Les ordres les plus sévères sont donnés pour la répression de ce mouvement.
- du 1er au 3 juin :
retour au cantonnement, maintien du dispositif s’alerte.
- 4 juin : le régiment reçoit
l’ordre de venir fermer un barrage autour du village de Missy-aux-Bois, occupé
par les soldats mutinés du 370 RI, en nombre assez grand, environ 4 à 500. Le
régiment monte aussitôt à cheval et vient s’établir à l’Est et au Sud de cette
localité. Une section de mitrailleuses est mise en place pour barrer la route
Missy-Creveçon. Les escadrons portent en avant des postes de surveillance qui
encerclent le village de Missy, jusque vers 150 ou 200m de la ferme occupée par
les mutins. Les ordres les plus sévères sont donnés pour intercepter toute
communication du village avec l’extérieur : on ne doit ni en sortir ni y
entrer. La consigne est de désarmer et arrêter tout isolé qui cherchera à
franchir le barrage, d’entourer et de canaliser sur la route toute troupe qui
sortirait, de repousser par les armes toute agression.
- 5 et 6 juin : même
situation. Le barrage est encore reserré, les consignes deviennent plus
sévères. Les habitants du village qui le désirent sont ravitaillés par le
régiment et viennent prendre leurs repas au bivouac. Dans la nuit vers 23h, les
mutins envoient un habitant du village au Lieutenant-colonel pour entrer en
pourparlers. Le Lieutenant-colonel reçoit deux soldats représentant leurs
camarades, leur dicte ses conditions et leur impose leur reddition pour le
lendemain à 4h : les armes seront déposées à la sortie du village, ainsi
que les munitions. Les équipements, le sac, seront conservés. Les hommes seront
formés en colonnes par fraction de 10, encadrées par le régiment.
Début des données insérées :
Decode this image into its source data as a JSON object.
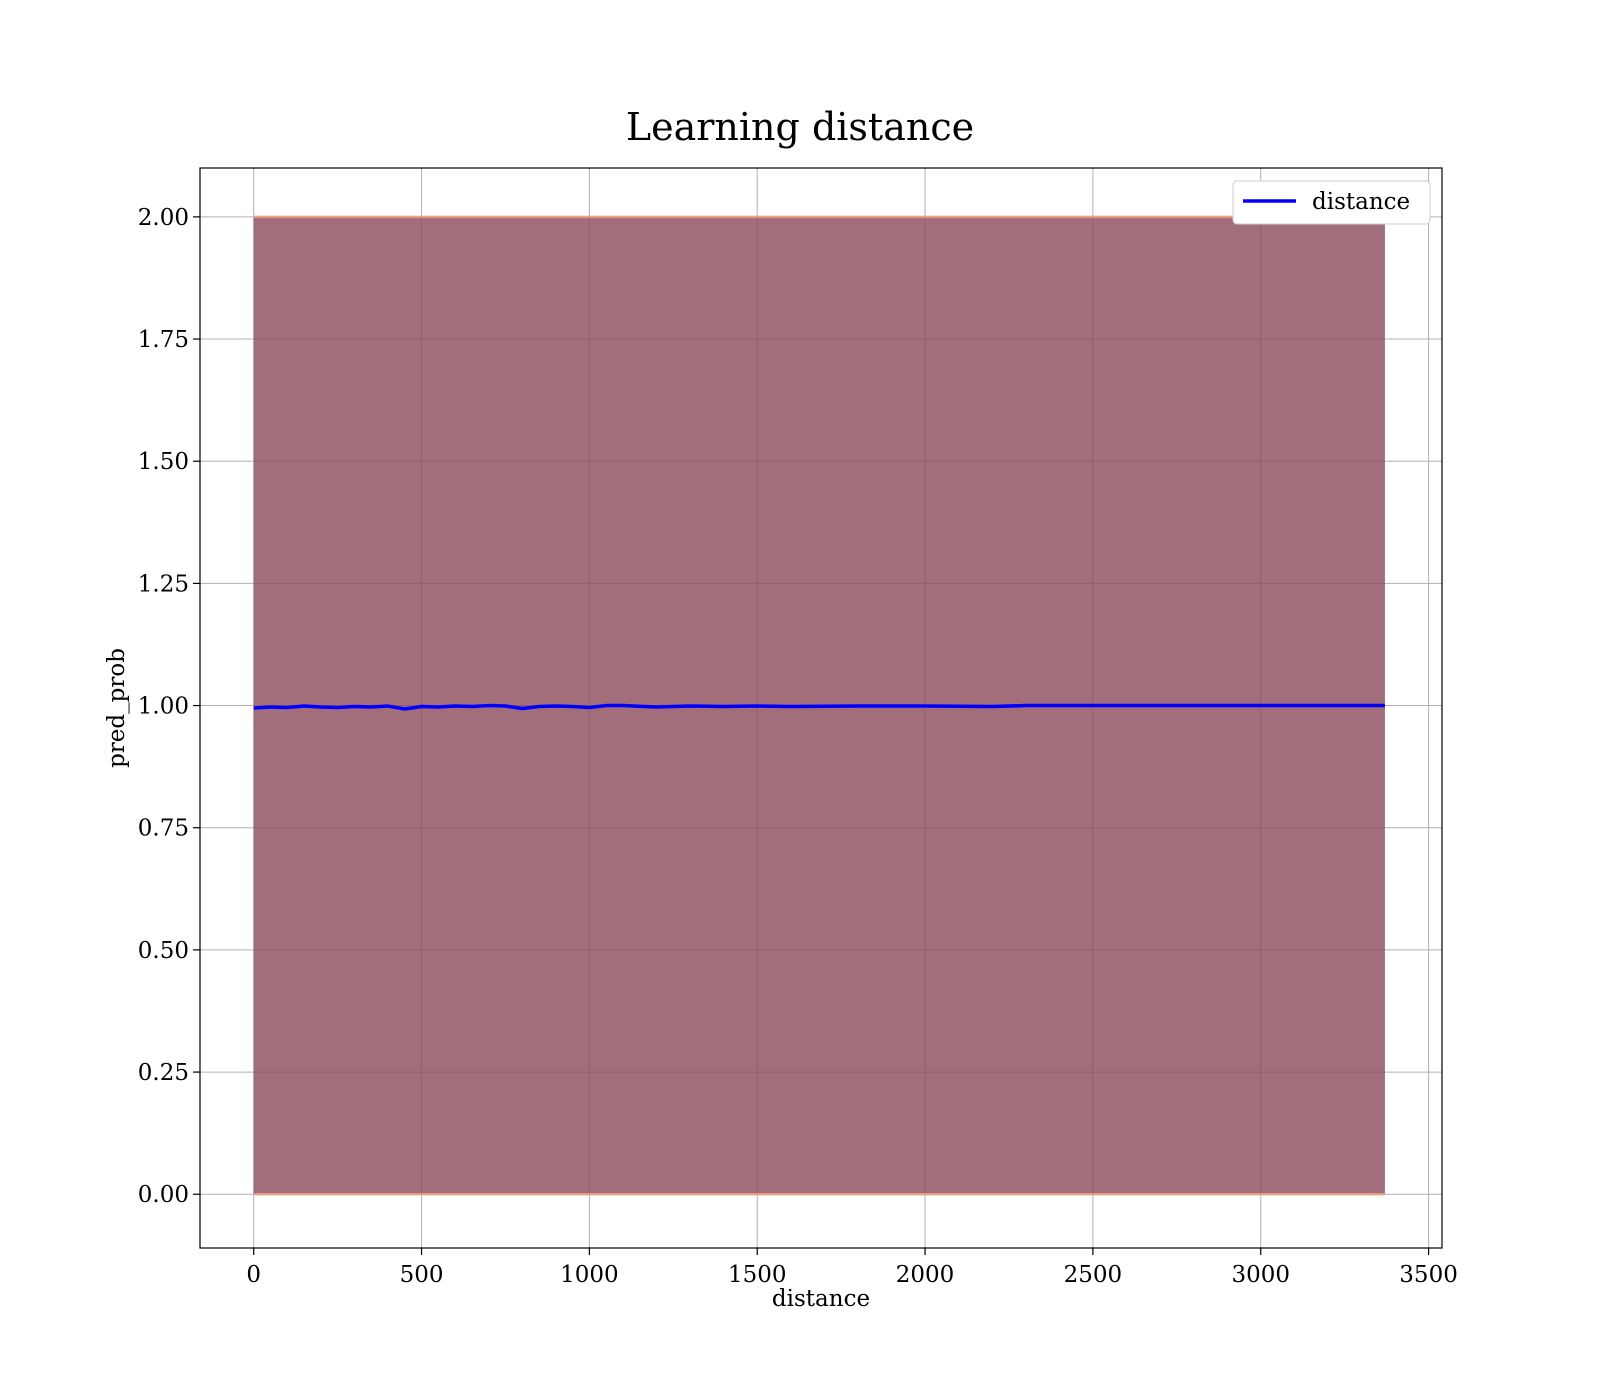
{
  "chart_data": {
    "type": "line",
    "title": "Learning distance",
    "xlabel": "distance",
    "ylabel": "pred_prob",
    "xlim": [
      -160,
      3540
    ],
    "ylim": [
      -0.11,
      2.1
    ],
    "xticks": [
      0,
      500,
      1000,
      1500,
      2000,
      2500,
      3000,
      3500
    ],
    "xtick_labels": [
      "0",
      "500",
      "1000",
      "1500",
      "2000",
      "2500",
      "3000",
      "3500"
    ],
    "yticks": [
      0.0,
      0.25,
      0.5,
      0.75,
      1.0,
      1.25,
      1.5,
      1.75,
      2.0
    ],
    "ytick_labels": [
      "0.00",
      "0.25",
      "0.50",
      "0.75",
      "1.00",
      "1.25",
      "1.50",
      "1.75",
      "2.00"
    ],
    "grid": true,
    "legend_position": "top-right",
    "colors": {
      "line": "#0000ff",
      "band": "#8b4a5a",
      "band_edge": "#f0a080"
    },
    "band": {
      "x": [
        0,
        3370
      ],
      "lower": [
        -0.005,
        0.0
      ],
      "upper": [
        1.995,
        2.0
      ]
    },
    "series": [
      {
        "name": "distance",
        "x": [
          0,
          50,
          100,
          150,
          200,
          250,
          300,
          350,
          400,
          450,
          500,
          550,
          600,
          650,
          700,
          750,
          800,
          850,
          900,
          950,
          1000,
          1050,
          1100,
          1200,
          1300,
          1400,
          1500,
          1600,
          1800,
          2000,
          2200,
          2300,
          2500,
          2800,
          3000,
          3200,
          3370
        ],
        "y": [
          0.995,
          0.997,
          0.996,
          0.999,
          0.997,
          0.996,
          0.998,
          0.997,
          0.999,
          0.993,
          0.998,
          0.997,
          0.999,
          0.998,
          1.0,
          0.999,
          0.994,
          0.998,
          0.999,
          0.998,
          0.996,
          1.0,
          1.0,
          0.997,
          0.999,
          0.998,
          0.999,
          0.998,
          0.999,
          0.999,
          0.998,
          1.0,
          1.0,
          1.0,
          1.0,
          1.0,
          1.0
        ]
      }
    ]
  }
}
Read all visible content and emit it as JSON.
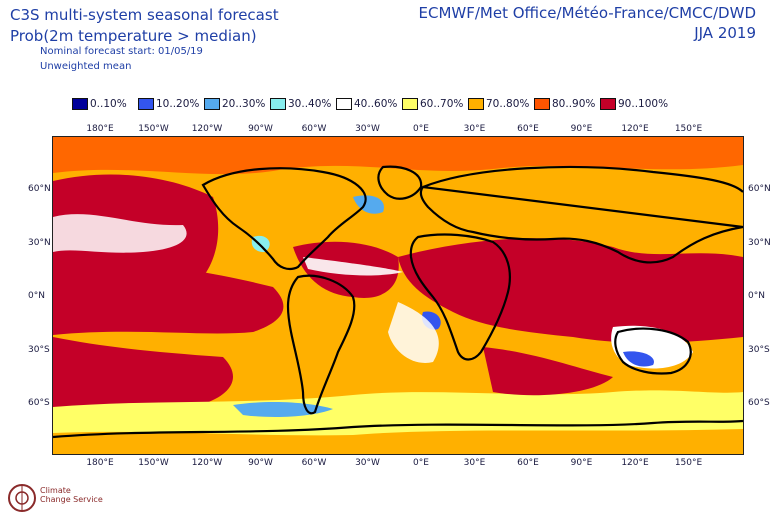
{
  "header": {
    "title": "C3S multi-system seasonal forecast",
    "subtitle": "Prob(2m temperature > median)",
    "forecast_start": "Nominal forecast start: 01/05/19",
    "mean_type": "Unweighted mean",
    "centres": "ECMWF/Met Office/Météo-France/CMCC/DWD",
    "season": "JJA 2019"
  },
  "legend": [
    {
      "label": "0..10%",
      "color": "#000099"
    },
    {
      "label": "10..20%",
      "color": "#3355ee"
    },
    {
      "label": "20..30%",
      "color": "#55aaee"
    },
    {
      "label": "30..40%",
      "color": "#88eeee"
    },
    {
      "label": "40..60%",
      "color": "#ffffff"
    },
    {
      "label": "60..70%",
      "color": "#ffff66"
    },
    {
      "label": "70..80%",
      "color": "#ffb000"
    },
    {
      "label": "80..90%",
      "color": "#ff5500"
    },
    {
      "label": "90..100%",
      "color": "#c40028"
    }
  ],
  "lon_ticks": [
    "180°E",
    "150°W",
    "120°W",
    "90°W",
    "60°W",
    "30°W",
    "0°E",
    "30°E",
    "60°E",
    "90°E",
    "120°E",
    "150°E"
  ],
  "lat_ticks": [
    "60°N",
    "30°N",
    "0°N",
    "30°S",
    "60°S"
  ],
  "logo": {
    "text_line1": "Climate",
    "text_line2": "Change Service"
  }
}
- 7 juin : à 4h les mutins
sortent du village et font leur soumission suivant les conditions imposées la
veille au soir. Ils sont immédiatement embarqués en camion auto par les soins
du 21 CA. Le régiment reste au bivouac. Mais à 12h il reçoit l’ordre de se
rendre à Soissons en prévision de troubles possibles pendant les conseils de
guerre qui vont fonctionner.
Pendant toute cette période
pénible surtout au point de vue moral, l’attitude des cadres et des cavaliers a
été parfaite de correction et de sérieux, tous se rendant un compte exact de l’importance
pour la discipline de la mission imposée au 15ème Chasseurs ».
Dès la fin de l’offensive du
chemin des dames, Nivelle est remplacé par Pétain. Ce dernier parvient à calmer
en partie les contestations : Il améliore le sort des soldats en rétablissant
les permissions et adopte une stratégie défensive qui limite les pertes en hommes.
Pétain ordonne l’arrêt des coûteuses attaques de consolidation qui avaient
suivi l’offensive Nivelle. Dans le même temps il s’applique à améliorer la vie
quotidienne du soldat.
Cependant afin de réprimer ces
mutineries, de nombreux poilus sont sanctionnés : 3 500 condamnations dont 1 381 condamnations
aux travaux forcés ou à de longues peines de prison et 554 condamnations à mort
dont une cinquantaine sont effectives.